G6pc: 5’-CGACTCGCTATCTCCAAGTGA-3’ and 5’-GGGCGTTGTCCAAACAGAAT-3’
RETN: 5’-ACAAGACTTCAACTCCCTGTTT-3’Cand 5’-TTTCTTCACGAATGTCCCACG-3’
Igfbp5: 5’-CCCTGCGACGAGAAAGCTC-3’ and 5’-GCTCTTTTCGTTGAGGCAAACC-3’
Slc14a2: 5’-AAGGAGATGTCTGACAGCAACA-3’ and 5’-GGGCTGGGTGTGTATCCTG-3’
IL10: 5’-CCCATTCCTCGTCACGATCTC-3’and 5’-TCAGACTGGTTTGGGATAGGTTT-3’
Western Blot Analysis
Liver and inguinal fat tissues were harvested and were homogenized on ice in the presence of protease and phosphatase inhibitors. Homogenates were centrifuged at 12,000 × g at 4°C for 15 mins. Protein concentration in supernatants was quantified by the BCA method using bovine serum albumin (BSA) as the standard. Proteins were analyzed by 10% SDS-PAGE and transferred to PVDF membranes that were incubated in 5% non-fat milk at room temperature for 1 hr, then incubated with appropriate primary and secondary antibodies. Membranes were washed and proteins were detected by enhanced chemiluminescence (ECL) using a LAS-4000 lumino-image analyzer (Fuji Film, Tokyo, Japan). Bands were digitally scanned and analyzed using ImageJ software (NIH Image, National Institutes of Health, Bethesda, MD, USA).

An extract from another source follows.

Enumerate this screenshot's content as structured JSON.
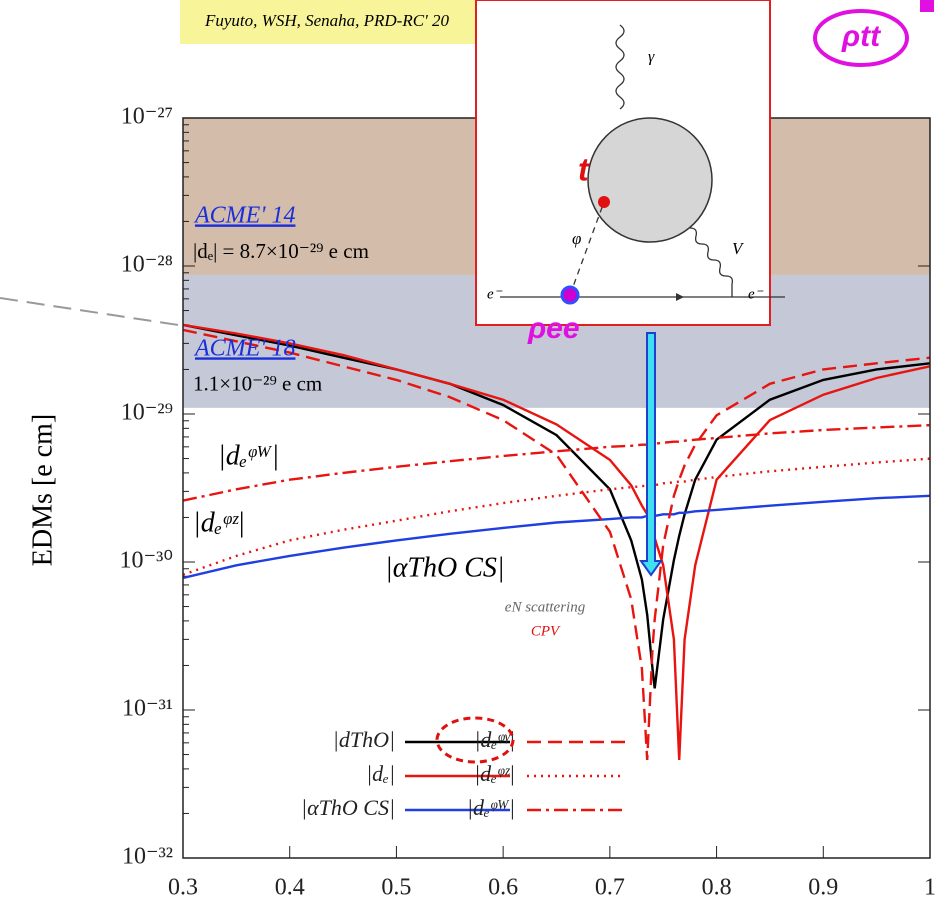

All data were calculated as means ± SD and checked using the Kolmogorov-Smirnov (KS) test before further analysis. Statistical significance between two datasets was assessed using the Student’s t-test. Multiple groups were compared using one-way ANOVA followed by Tukey multiple comparison testing. A P value of < 0.05 was considered statistically significant. All statistical tests were performed using GraphPad Prism Version 7.0 (GraphPad Prism Software, Inc. CA, USA).